JR: That's absolutely correct. Some rare instances have been able to demonstrate a one to one relationship. Take the MPTP story. Very young people started to mysteriously show up with Parkinsonism. Dr. Langston's team identified the chemical MPTP as a potential culprit, their group and others put it into a laboratory model and showed that it could kill dopamine neurons and cause many of the symptoms of PD.
But for the most part we haven't been able to do that with other environmental factors. However, epidemiological studies, like case-control studies, can help shed light on the associations between disease and environmental factors, like pesticides. And laboratory experiments can help us understand the underlying biological mechanisms of pesticides and their interactions with genetic factors that might lead to PD. We now know that a pesticide doesn't have to necessarily kill a dopamine neuron to lead to PD. It can cause other damage in the brain, like oxidative stress that can also lead to the disease. And that information is important to finding better treatments for PD.
MJFF: What are some of the other challenges in studying environmental factors?
JR: For one thing, environmental factors are very difficult to measure. Some of the newer pesticides are metabolized pretty quickly and they also don't persist in the environment for very long. So any time you measure one of those pesticides, you're really only looking at a snapshot in time. Organochlorine pesticides, the class that was assessed in this study, are unique because they are much more stable. Although organochlorines like DDT have been banned since the 1970s there are still substantial amounts in the environment. So we can actually measure organochlorines -- in the environment, in brain tissues and serum -- and emerging data says that, more often than not, they seem to be the pesticides that are associated with Parkinson's.
MJFF: You said earlier that these researchers did a really good job using retrospective data. How did they overcome some of the challenges of these types of studies?
JR: It's partly a function of the location. This study was conducted in France where PD is a list of 30 diseases for which you get free health coverage and I'm assuming that means there's some sort of registry and/or database. So the study authors were able to find information for a lot of subjects which makes the study stronger.

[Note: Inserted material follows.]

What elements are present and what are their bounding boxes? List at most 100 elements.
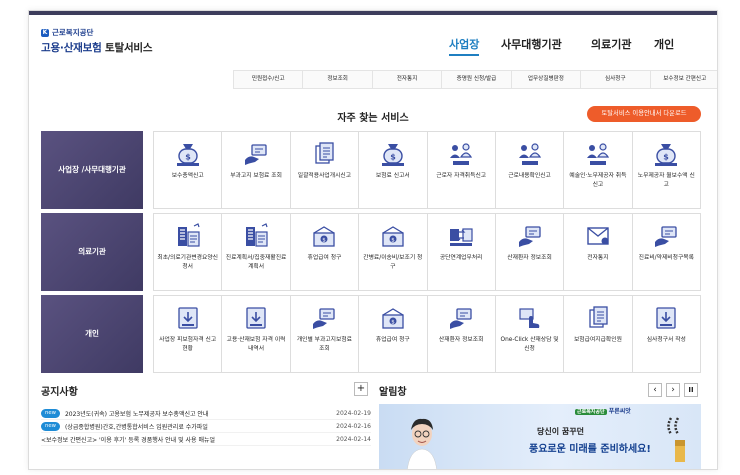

One of the big problems that we have in the United States is that there isn't a national registry for PD and there are only a few states, like California, Nebraska and Washington, where Parkinson's is a reportable disease like cancer. That's why cancer has always been ahead of Parkinson's disease in terms of epidemiological data -- because it's a reportable disease, there is a lot of data available. This kind of simplifies things. There are also more cancer cases than PD.
MJFF: What are the next steps for this area of research?
JR: The first step is to better understand the basic mechanisms of these interactions. We then may be able to use this knowledge to identify people who may be at a higher risk for PD. Once we can identify these people then the next step is to be able to track them by developing biomarkers that can give us insight as to whether or not neurological function is decreasing over time -- to be able to detect the onset of the disease early in the process. And the ultimate goal is to use all of this information to find interventions that can protect people from PD.